Harms, Ludwig - Am Abend vor Weihnachten.

Gnade sei mit uns und Friede von Gott dem Vater und unserem HErrn Jesu Christo. Amen.

Text: Ev. Matth. 1,18-25.
Die Geburt Christi war aber also getan. Als Maria, Seine Mutter, dem Joseph vertraut war, ehe er sie heimholte, erfand sich's, dass sie schwanger war von dem heiligen Geist. Joseph aber, ihr Mann, war fromm, und wollte sie nicht rügen; gedachte aber, sie heimlich zu verlassen. Indem er aber also gedachte, siehe, da erschien ihm ein Engel des HErrn im Traum, und sprach: Joseph, du Hohn Davids, fürchte dich nicht, Maria, dein Gemahl, zu dir zu nehmen; denn das in ihr geboren ist, das ist von dem heiligen Geist. Und sie wird einen Sohn gebären, des Namen sollst du Jesus heißen; denn Er wird Sein Volk selig machen von ihren Sünden. Das ist aber alles geschehen, auf dass erfüllet würde, das der HErr durch den Propheten gesagt hat, der da spricht: Siehe, eine Jungfrau wird schwanger sein, und einen Sohn gebären, und sie werden Seinen Namen Immanuel heißen, das ist verdolmetschet Gott mit uns. Da nun Joseph vom Schlaf erwachte, tat er, wie ihm des HErrn Engel befohlen hatte, und nahm sein Gemahl zu sich; und erkannte sie nicht, bis sie ihren ersten Sohn gebar; und hieß Seinen Namen Jesus.
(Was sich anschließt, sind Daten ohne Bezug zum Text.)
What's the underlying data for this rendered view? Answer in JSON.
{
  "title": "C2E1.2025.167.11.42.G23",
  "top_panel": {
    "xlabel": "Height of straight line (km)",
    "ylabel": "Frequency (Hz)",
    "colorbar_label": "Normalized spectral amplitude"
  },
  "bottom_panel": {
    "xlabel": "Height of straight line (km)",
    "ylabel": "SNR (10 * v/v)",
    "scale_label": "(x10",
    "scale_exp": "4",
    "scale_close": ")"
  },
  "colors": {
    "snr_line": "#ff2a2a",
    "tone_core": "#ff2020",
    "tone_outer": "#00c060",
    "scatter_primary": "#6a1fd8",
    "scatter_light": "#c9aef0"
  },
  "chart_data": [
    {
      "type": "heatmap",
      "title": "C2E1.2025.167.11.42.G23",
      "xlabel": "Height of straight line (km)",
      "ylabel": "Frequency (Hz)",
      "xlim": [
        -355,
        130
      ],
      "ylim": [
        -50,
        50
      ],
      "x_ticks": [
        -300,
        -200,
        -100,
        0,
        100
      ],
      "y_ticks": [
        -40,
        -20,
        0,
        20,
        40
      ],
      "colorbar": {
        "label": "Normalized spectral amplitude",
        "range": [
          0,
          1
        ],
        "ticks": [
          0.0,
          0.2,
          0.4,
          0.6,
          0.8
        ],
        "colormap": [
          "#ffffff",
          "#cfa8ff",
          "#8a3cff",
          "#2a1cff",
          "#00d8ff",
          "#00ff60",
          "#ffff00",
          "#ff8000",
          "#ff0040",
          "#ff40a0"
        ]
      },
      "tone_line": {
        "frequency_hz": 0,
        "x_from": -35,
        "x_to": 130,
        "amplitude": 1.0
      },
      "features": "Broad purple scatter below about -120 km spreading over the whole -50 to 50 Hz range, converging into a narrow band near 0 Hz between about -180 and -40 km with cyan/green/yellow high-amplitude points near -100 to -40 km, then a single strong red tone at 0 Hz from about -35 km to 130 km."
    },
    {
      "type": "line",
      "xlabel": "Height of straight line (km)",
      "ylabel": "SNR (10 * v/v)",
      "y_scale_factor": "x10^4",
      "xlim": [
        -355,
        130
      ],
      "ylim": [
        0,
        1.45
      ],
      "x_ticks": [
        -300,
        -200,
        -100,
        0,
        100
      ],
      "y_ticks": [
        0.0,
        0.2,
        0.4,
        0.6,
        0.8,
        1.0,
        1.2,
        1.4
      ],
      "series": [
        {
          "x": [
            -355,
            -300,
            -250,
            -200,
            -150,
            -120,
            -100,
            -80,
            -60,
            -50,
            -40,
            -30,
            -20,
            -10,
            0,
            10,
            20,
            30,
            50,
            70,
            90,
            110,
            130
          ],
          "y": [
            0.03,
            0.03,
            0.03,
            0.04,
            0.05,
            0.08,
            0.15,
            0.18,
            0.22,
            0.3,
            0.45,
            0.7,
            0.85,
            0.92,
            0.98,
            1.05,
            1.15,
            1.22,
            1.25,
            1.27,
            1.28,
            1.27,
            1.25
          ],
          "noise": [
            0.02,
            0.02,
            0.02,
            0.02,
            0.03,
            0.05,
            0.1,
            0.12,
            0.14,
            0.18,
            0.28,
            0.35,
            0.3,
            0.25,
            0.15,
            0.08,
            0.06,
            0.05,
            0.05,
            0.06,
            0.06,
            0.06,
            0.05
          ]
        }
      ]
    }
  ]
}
Wie bin ich doch so herzlich froh,
dass mein Schatz ist das A und O,
der Anfang und das Ende.
Er wird mich auch zu Seinem Preis
aufnehmen in das Paradeis,
des klopf ich in die Hände!1)

O meine Lieben, ich bin so sehr fröhlich heute Abend, und ich denke, ihr seid es auch. Sonst wärt ihr ja wohl nicht an diesem Abend hierher gewandert Stunden weit. Die Nacht ist euch nicht zu dunkel gewesen, der liebe Gott hat euch ja die hellen Sterne scheinen lassen; Schnee und Eis ist euch auch nicht zu kalt gewesen, Jesus erwärmte euch das Herz und ließ vor lauter Freude die Füße munter zutreten. Und nun sind wir hier in unserer lieben, lieben Kirche mit ihren vielen hellen Lichtern, dass es fast so hell ist als am Tag. Und da auf dem Chor um den schönen Weihnachtsbaum, den die Liebe zu Jesu so schön geziert hat, da steht ihr lieben großen und kleinen Kinder und freut euch des allerschönsten Geschenkes, welches dieser heilige Abend bringt, des teuren Jesuskindes, dass diese Nacht geboren ward in Bethlehem im Stall und in einer Krippe lag! Viele hundert Jahre haben unsere Väter den heiligen Weihnachtsabend hier in dieser hellerleuchteten Kirche gefeiert, nachdem sie sich in der letzten Adventswoche hier jeden Abend eingefunden hatten zum Gebet um ein gesegnetes Weihnachten. Ach, das alles war in der bösen Zeit, die nun Gottlob hinter uns liegt, so nach und nach abgekommen. Und nun hat es der liebe Heiland alles wiedergebracht. Wir sind in dieser Woche auch hier jeden Abend zusammengekommen und haben gebetet: HErr Jesu, schönes Kindelein, mach Du mein ganzes Herze rein, zu sein Dein liebes Wiegelein, dass ich nimmer vergesse Dein! Und nun ist dieser liebe Abend da. O lasst uns jetzt gleich mit einander singen nach der alten Weise und in Begleitung der Posaunen: Nun singet und seid froh usw., ganz zu Ende! Das ist ein rechter Jubelgesang, nicht wahr? der zieht das Herz mächtig nach oben, der gibt Lust, nach dem Freudenort zu gehen, wo unser lieber Jesus ist. Eya, wären wir da! Eya, wären wir da! Und nun hört recht zu, ihr Lieben groß und klein, wir wollen jetzt nach Anleitung unsers vorhin verlesenen Textes andächtig mit einander betrachten:

wie es mit unsers HErrn Jesu Geburt zugegangen ist?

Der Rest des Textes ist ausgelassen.